Гриня знал, что у него появился младший брат, но не проявлял к этому событию никакого интереса. В свои шесть лет он чётко разделял мир на то, что ему интересно – и тогда он просто брал это интересное, – и на то, что ему безразлично. Безразличное обходилось им или даже могло проходить сквозь него, не оставляя следа. Были ещё вещи и события неприятные, как, например, ссоры между мамой и отчимом или наказания. Но по большей части всё безразличное и неприятное не занимало его голову и воображение, пока не вставало перед ним непрошеной явью. Так, походы к зубному врачу и вообще все болезненные медицинские процедуры оставляли его равнодушным до самого последнего момента. Он никогда не плакал и не переживал заранее, не расспрашивал, как и что с ним будут делать. Этот эмоциональный аутизм всех вокруг озадачивал, даже некоторое время считали, что у мальчика не всё в порядке с психикой.

Как-то раз в приёмном покое больницы, куда его должны были положить на обследование для выявления аллергенов, он увидел за окном голубей и тут же вспомнил, что ещё неделю назад нашёл крыло голубя возле кустов и с предосторожностями – чтобы не отняли и не выбросили – принёс его домой. Он хотел улучить момент и исследовать это крыло и сделать что-то подобное, но размером больше, для себя. Но потом отвлёкся и забыл. А теперь обнаружил, что оказался вдали от припрятанного сокровища и долго ещё не узнает устройство крыла голубя. Именно это заботило Гриню всё время, пока на него заводили карточку, осматривали, взвешивали, переодевали в больничное. Он думал только о том, как бы поскорее получить своё крыло или добыть новое. О том, что находка может испортиться и навлечь на него очередную кару отчима, Гриня не думал совсем. Как и о том, что его впервые после приезда в Ленинград разлучат с мамой, что он целых две недели будет спать в чужой кровати, в одной комнате с чужими мальчиками, что ему ежедневно будут делать болезненные уколы, надрезы на руках и мазать их всякой дрянью. Всё это возникло потом и по факту вызвало соответствующую реакцию.
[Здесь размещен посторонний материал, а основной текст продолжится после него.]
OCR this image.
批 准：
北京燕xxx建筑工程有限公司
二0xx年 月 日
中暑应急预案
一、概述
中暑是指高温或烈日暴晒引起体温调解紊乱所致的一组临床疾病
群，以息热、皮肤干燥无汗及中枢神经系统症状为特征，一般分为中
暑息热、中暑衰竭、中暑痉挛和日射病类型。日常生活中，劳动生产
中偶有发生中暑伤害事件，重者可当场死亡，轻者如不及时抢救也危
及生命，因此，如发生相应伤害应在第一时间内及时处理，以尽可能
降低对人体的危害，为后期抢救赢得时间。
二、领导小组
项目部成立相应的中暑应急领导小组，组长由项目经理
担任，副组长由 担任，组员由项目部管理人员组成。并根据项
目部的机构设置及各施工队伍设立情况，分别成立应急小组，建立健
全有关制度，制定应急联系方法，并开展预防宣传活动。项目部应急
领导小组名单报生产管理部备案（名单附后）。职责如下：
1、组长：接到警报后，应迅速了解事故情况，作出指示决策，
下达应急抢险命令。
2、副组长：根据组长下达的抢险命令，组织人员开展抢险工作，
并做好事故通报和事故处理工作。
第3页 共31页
Так произошло и с новым братиком. Пока о нём говорили, Грини это не касалось. Он только-только освоил двухколёсный велосипед и проводил испытания, сажая сзади соседскую кошку, которую «для страховки», а вернее всего, чтобы не удрала, прицеплял к багажнику полосатыми резинками с крючками на концах, которые нашлись в багажнике папиного жигулёнка. Несмотря на крепёж, кошке удавалось быстро соскочить, и испытания приходилось начинать снова. Поэтому Гриня не сразу заметил, что папина машина стоит у калитки, что из неё выходит мама Даша и несёт в руках какой-то валик от дивана. И даже когда он догадался, что этот валик и есть его маленький брат, завёрнутый во что-то стёганое и голубое, занятия свои не бросил и продолжал закреплять кошку, уговаривая её не бояться и обещая за смелость колбасу.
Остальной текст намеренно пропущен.